Single-parent households are experiencing especially high financial stress
The KPMG findings also point to severe pressure among single-parent households. Almost half report cash flow problems, making them one of the most financially vulnerable groups in the data.
That is especially concerning because cash flow stress tends to compound quickly in single-income households. There is often less flexibility to absorb higher rent, childcare costs, transport expenses or school-related bills. If multiple cash flow issues are reported at once, the level of financial stress is typically much more acute.
In these households, lower life satisfaction is closely tied to practical economic pressure rather than abstract sentiment. When day-to-day budgeting becomes more fragile, wellbeing can deteriorate rapidly.
Why single-parent financial stress deserves attention
- there is less income diversification in the household
- unexpected expenses can have a larger impact
- time constraints can limit earning flexibility
- child-related costs are unavoidable and often rising
- cash flow problems can turn into debt dependence more quickly
The one bright spot: life satisfaction improved for Australians aged 15 to 24
There was one positive result in the research. Australians aged 15 to 24 were the only group to record an improvement in life satisfaction, rising from 6.9 during the pandemic to 7.2 today.
That suggests younger Australians may have recovered somewhat from the social disruption, isolation and uncertainty that hit them especially hard during lockdowns. Even so, this does not cancel out the broader trend. Across much of the population, cost-of-living pressure and weaker financial resilience are still weighing on wellbeing.
What the KPMG study says about Australia’s economic wellbeing outlook
The broader takeaway from the australia-life-satisfaction-financial-pressure-kpmg-study is that wellbeing cannot be separated from household economics. Life satisfaction is being shaped by whether incomes keep up with costs, whether savings buffers are intact, and whether people feel they can make progress on housing and wealth.

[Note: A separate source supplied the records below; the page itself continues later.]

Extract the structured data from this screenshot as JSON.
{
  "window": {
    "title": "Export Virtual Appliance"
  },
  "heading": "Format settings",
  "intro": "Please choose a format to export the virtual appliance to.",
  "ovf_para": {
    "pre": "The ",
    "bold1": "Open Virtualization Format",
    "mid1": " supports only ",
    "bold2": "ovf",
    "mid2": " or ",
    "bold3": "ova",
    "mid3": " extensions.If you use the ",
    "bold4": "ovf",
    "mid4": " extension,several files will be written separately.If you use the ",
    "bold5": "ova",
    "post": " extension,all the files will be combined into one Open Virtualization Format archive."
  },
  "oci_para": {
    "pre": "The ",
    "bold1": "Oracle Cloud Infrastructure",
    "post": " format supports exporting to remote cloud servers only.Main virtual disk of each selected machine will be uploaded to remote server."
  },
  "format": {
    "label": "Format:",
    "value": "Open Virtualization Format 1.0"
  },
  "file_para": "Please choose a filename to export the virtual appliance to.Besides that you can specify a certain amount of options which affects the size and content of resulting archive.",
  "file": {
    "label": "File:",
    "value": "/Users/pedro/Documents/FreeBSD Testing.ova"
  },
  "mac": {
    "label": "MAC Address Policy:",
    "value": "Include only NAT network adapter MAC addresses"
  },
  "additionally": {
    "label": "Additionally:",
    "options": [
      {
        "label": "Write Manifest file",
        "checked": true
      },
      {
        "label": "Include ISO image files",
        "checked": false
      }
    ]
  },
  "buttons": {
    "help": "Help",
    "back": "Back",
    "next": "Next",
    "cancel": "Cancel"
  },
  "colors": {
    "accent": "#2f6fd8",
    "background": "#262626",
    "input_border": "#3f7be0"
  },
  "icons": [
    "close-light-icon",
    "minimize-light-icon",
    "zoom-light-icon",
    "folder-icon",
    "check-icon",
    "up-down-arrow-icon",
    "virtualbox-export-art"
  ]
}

This is an important shift in the public conversation. During the pandemic, the threat to wellbeing was obvious and immediate. In 2025, the challenge is less dramatic but more persistent: a drawn-out squeeze on living standards.
If this pressure continues, the effects are likely to extend beyond household mood. Lower confidence can influence spending, borrowing, saving decisions and broader economic momentum. In that sense, wellbeing is not just a social metric; it is also a window into the health of the household economy.
Conclusion
Australians’ life satisfaction has fallen below lockdown-era levels not because of a single crisis, but because of sustained pressure on household finances. With life satisfaction at 7.1 in 2025, real wages down 4.1% since 2019, median household wealth stalled near $700,000, and 21.7% of households unable to raise $2,000 in a week, the message is clear: the cost-of-living squeeze is now a major wellbeing issue.
The groups under the greatest strain, including Australians aged 25 to 34, those aged 45 to 54, and single-parent households, show how unevenly the burden is being felt. Improving life satisfaction from here will likely require more than temporary relief. It will depend on sustained gains in real incomes, better housing affordability and stronger household financial resilience.